C'est un rituel, comme au Parlement où l'on échange des points de vue, ou comme à l'église. Mais la vraie question, c'est : qu'est-ce que le théâtre ? C'est un endroit
où l'on va éteindre les lumières et où le public va voir quelque chose qui n'est pas
vrai, où il lui sera interdit de tuer les comédiens, même s'ils jouent un personnage
mauvais, interdit d'embrasser une femme même nue à ses pieds, etc. C'est un rituelà suivre qui répond à un besoin abstrait du public de venir s'enfermer dans une salle
sombre pour radoter, délirer… C'est étrange, non ? Un observateur extérieur, un
Esquimau, par exemple, pourrait se poser des questions sur cette nécessité de
rester enfermés pendant des heures, parfois douze heures sinon plus, avec des gens
qu'on ne connaît pas, excités à écouter Claudel…
Comment vous est venu le désir de monter Kroum ?
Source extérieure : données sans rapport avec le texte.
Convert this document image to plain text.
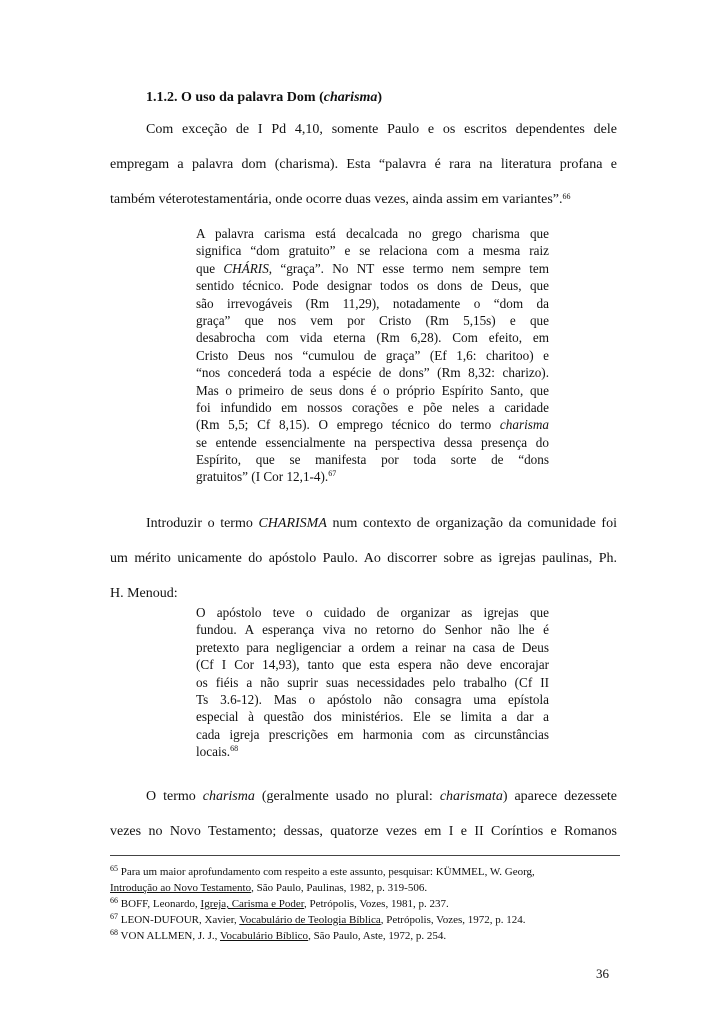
1.1.2. O uso da palavra Dom (charisma)
Com exceção de I Pd 4,10, somente Paulo e os escritos dependentes dele
empregam a palavra dom (charisma). Esta “palavra é rara na literatura profana e
também véterotestamentária, onde ocorre duas vezes, ainda assim em variantes”.$^{66}$
A palavra carisma está decalcada no grego charisma que
significa “dom gratuito” e se relaciona com a mesma raiz
que CHÁRIS, “graça”. No NT esse termo nem sempre tem
sentido técnico. Pode designar todos os dons de Deus, que
são irrevogáveis (Rm 11,29), notadamente o “dom da
graça” que nos vem por Cristo (Rm 5,15s) e que
desabrocha com vida eterna (Rm 6,28). Com efeito, em
Cristo Deus nos “cumulou de graça” (Ef 1,6: charitoo) e
“nos concederá toda a espécie de dons” (Rm 8,32: charizo).
Mas o primeiro de seus dons é o próprio Espírito Santo, que
foi infundido em nossos corações e põe neles a caridade
(Rm 5,5; Cf 8,15). O emprego técnico do termo charisma
se entende essencialmente na perspectiva dessa presença do
Espírito, que se manifesta por toda sorte de “dons
gratuitos” (I Cor 12,1-4).$^{67}$
Introduzir o termo CHARISMA num contexto de organização da comunidade foi
um mérito unicamente do apóstolo Paulo. Ao discorrer sobre as igrejas paulinas, Ph.
H. Menoud:
O apóstolo teve o cuidado de organizar as igrejas que
fundou. A esperança viva no retorno do Senhor não lhe é
pretexto para negligenciar a ordem a reinar na casa de Deus
(Cf I Cor 14,93), tanto que esta espera não deve encorajar
os fiéis a não suprir suas necessidades pelo trabalho (Cf II
Ts 3.6-12). Mas o apóstolo não consagra uma epístola
especial à questão dos ministérios. Ele se limita a dar a
cada igreja prescrições em harmonia com as circunstâncias
locais.$^{68}$
O termo charisma (geralmente usado no plural: charismata) aparece dezessete
vezes no Novo Testamento; dessas, quatorze vezes em I e II Coríntios e Romanos
$^{65}$ Para um maior aprofundamento com respeito a este assunto, pesquisar: KÜMMEL, W. Georg,
Introdução ao Novo Testamento, São Paulo, Paulinas, 1982, p. 319-506.
$^{66}$ BOFF, Leonardo, Igreja, Carisma e Poder, Petrópolis, Vozes, 1981, p. 237.
$^{67}$ LEON-DUFOUR, Xavier, Vocabulário de Teologia Bíblica, Petrópolis, Vozes, 1972, p. 124.
$^{68}$ VON ALLMEN, J. J., Vocabulário Bíblico, São Paulo, Aste, 1972, p. 254.
36
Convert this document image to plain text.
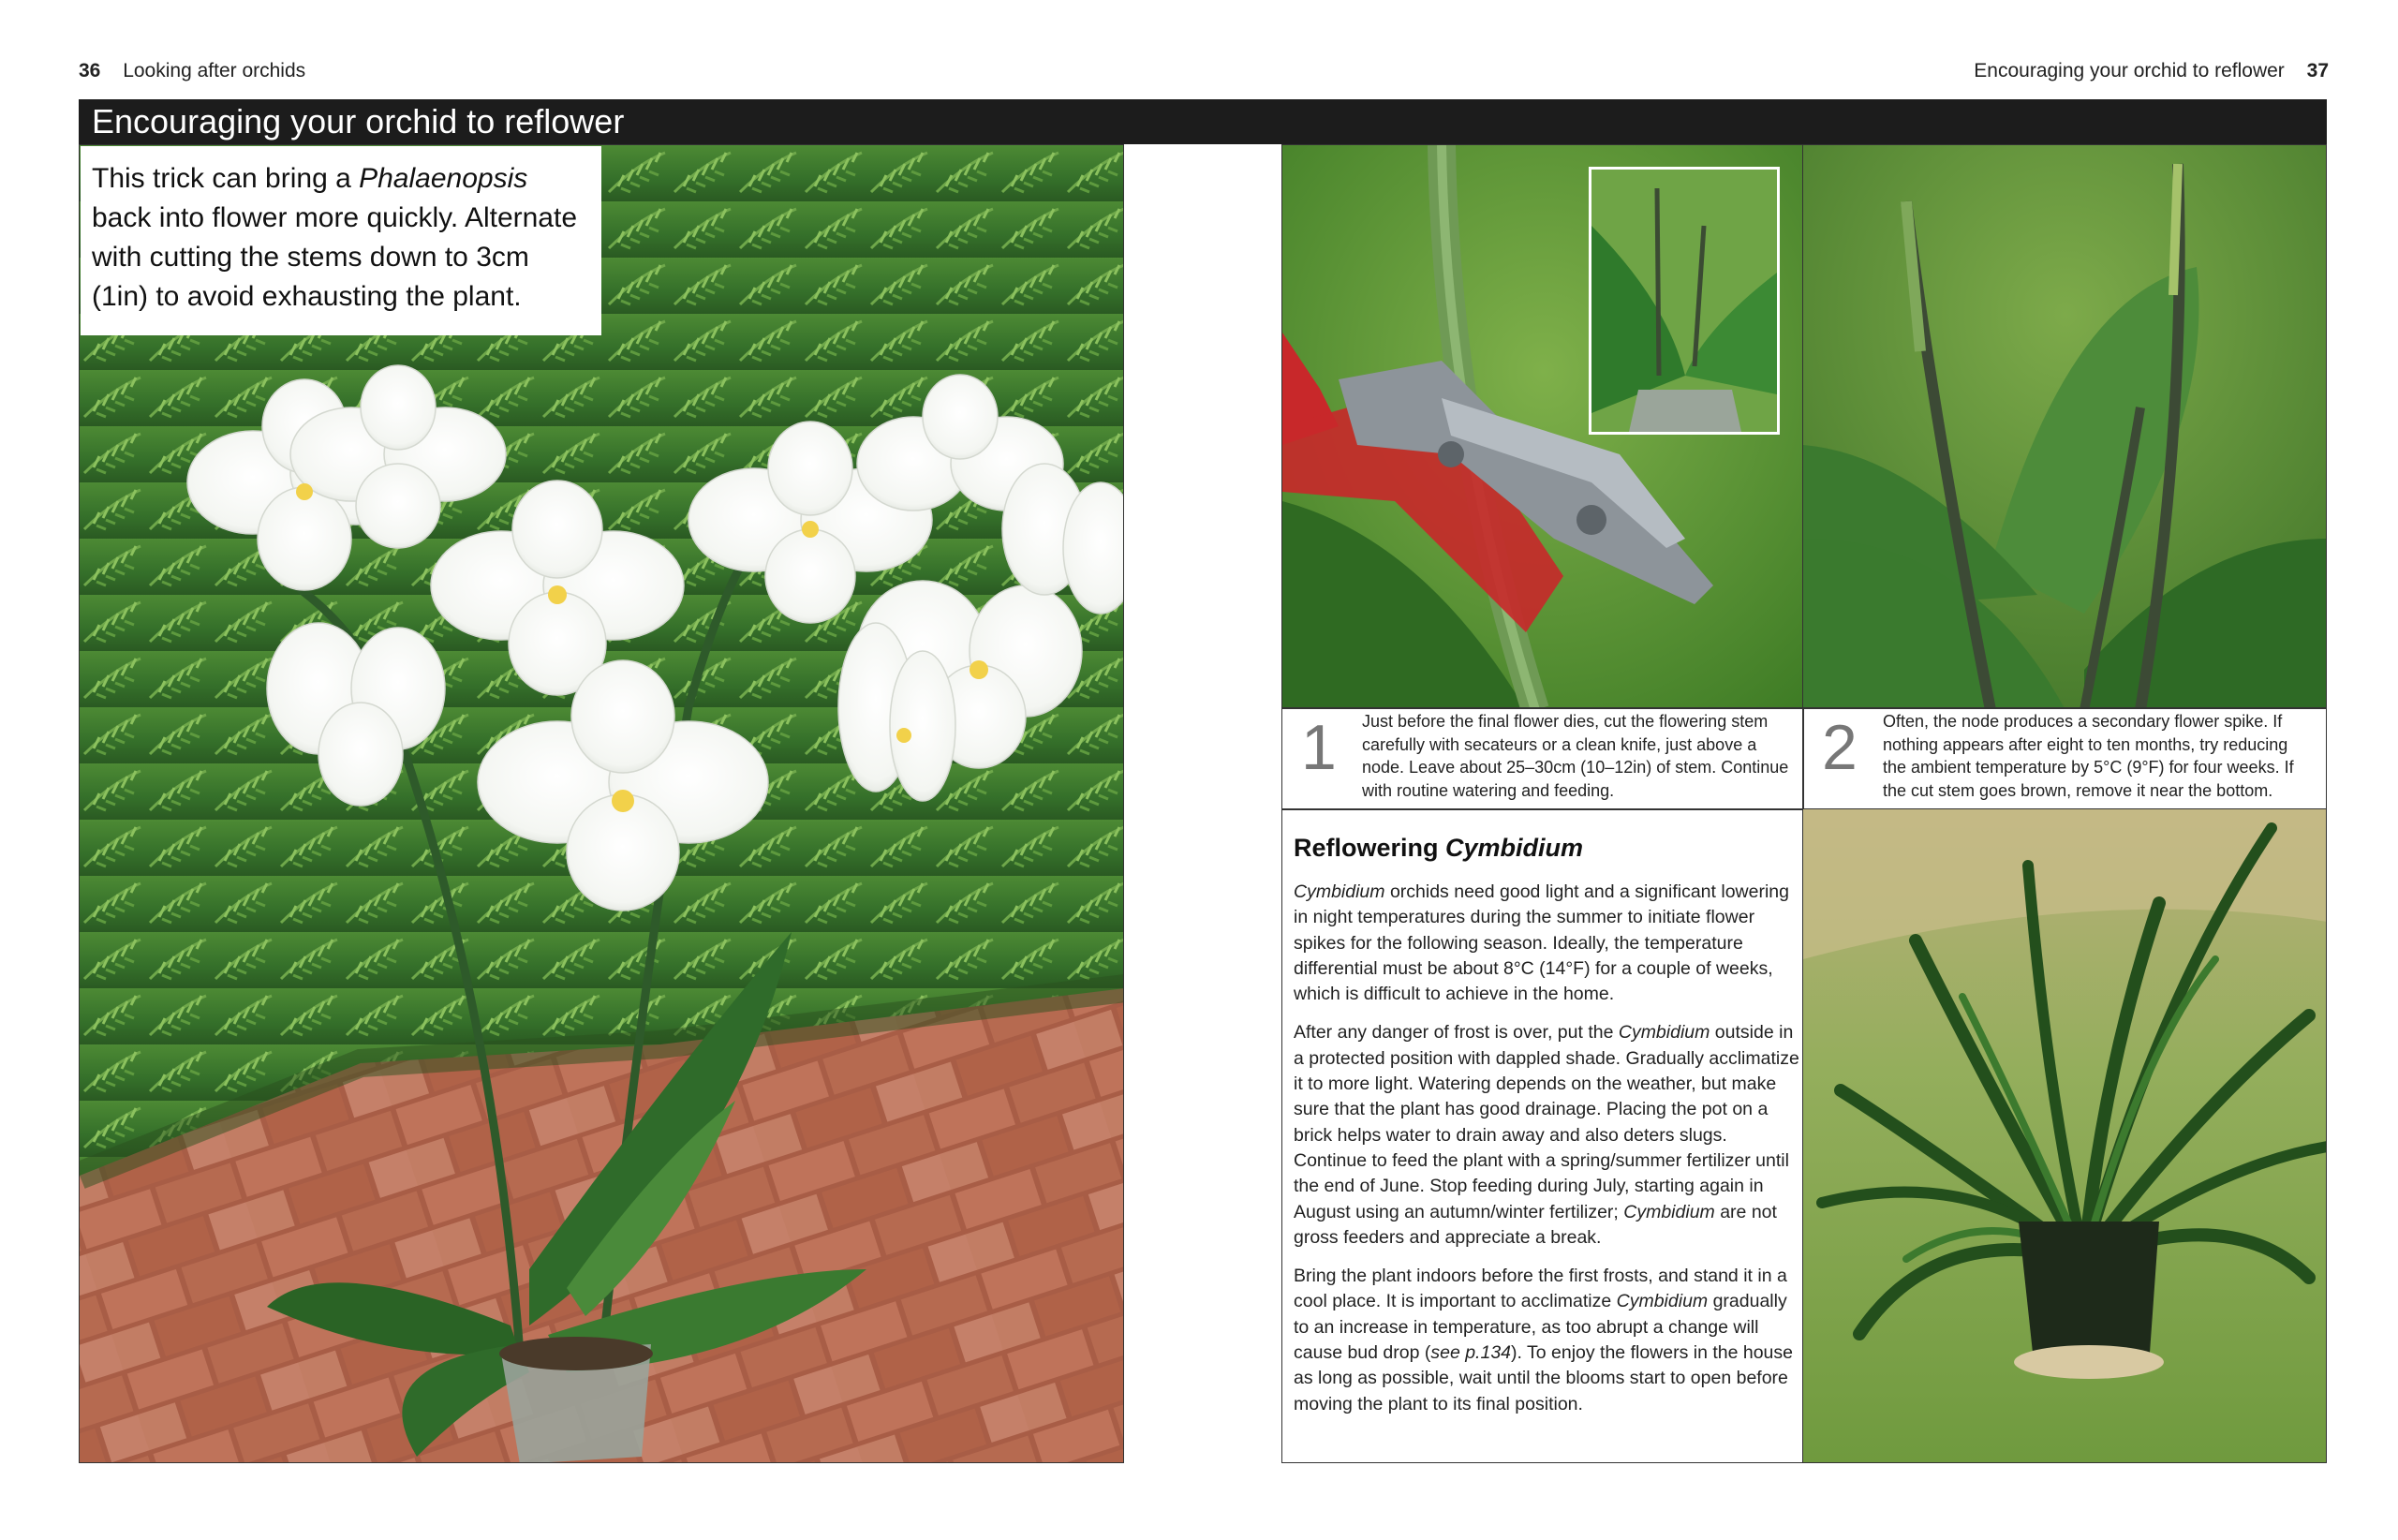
36 Looking after orchids	Encouraging your orchid to reflower 37
Encouraging your orchid to reflower
This trick can bring a Phalaenopsis back into flower more quickly. Alternate with cutting the stems down to 3cm (1in) to avoid exhausting the plant.
1 Just before the final flower dies, cut the flowering stem carefully with secateurs or a clean knife, just above a node. Leave about 25–30cm (10–12in) of stem. Continue with routine watering and feeding.
2 Often, the node produces a secondary flower spike. If nothing appears after eight to ten months, try reducing the ambient temperature by 5°C (9°F) for four weeks. If the cut stem goes brown, remove it near the bottom.
Reflowering Cymbidium

Cymbidium orchids need good light and a significant lowering in night temperatures during the summer to initiate flower spikes for the following season. Ideally, the temperature differential must be about 8°C (14°F) for a couple of weeks, which is difficult to achieve in the home.

After any danger of frost is over, put the Cymbidium outside in a protected position with dappled shade. Gradually acclimatize it to more light. Watering depends on the weather, but make sure that the plant has good drainage. Placing the pot on a brick helps water to drain away and also deters slugs. Continue to feed the plant with a spring/summer fertilizer until the end of June. Stop feeding during July, starting again in August using an autumn/winter fertilizer; Cymbidium are not gross feeders and appreciate a break.

Bring the plant indoors before the first frosts, and stand it in a cool place. It is important to acclimatize Cymbidium gradually to an increase in temperature, as too abrupt a change will cause bud drop (see p.134). To enjoy the flowers in the house as long as possible, wait until the blooms start to open before moving the plant to its final position.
Après avoir fait beaucoup de grands textes, j'ai eu la sensation d'être arrivé au
terme de quelque chose, un peu fatigué d'avoir beaucoup travaillé sur les grands
thèmes du théâtre et d'avoir tenté de parler de notre histoire polonaise, en
particulier dans son rapport avec la communauté juive. À mon âge, je me suis posé
la question de mes satisfactions, de mes désirs, de ma place dans la société, de
mes insatisfactions… Que me restait-il à faire maintenant ? La question qui m'est
apparue la plus évidente était celle de mon lien avec mon passé, avec mes parents,
avec ma mère en particulier. J'ai senti comme un cancer en moi, une matière
troublante, pas évidente, il m'a fallu oser me présenter avec ça devant le public.
Il y a aussi deux thèmes très présents dans la pièce : la maladie et l'amour.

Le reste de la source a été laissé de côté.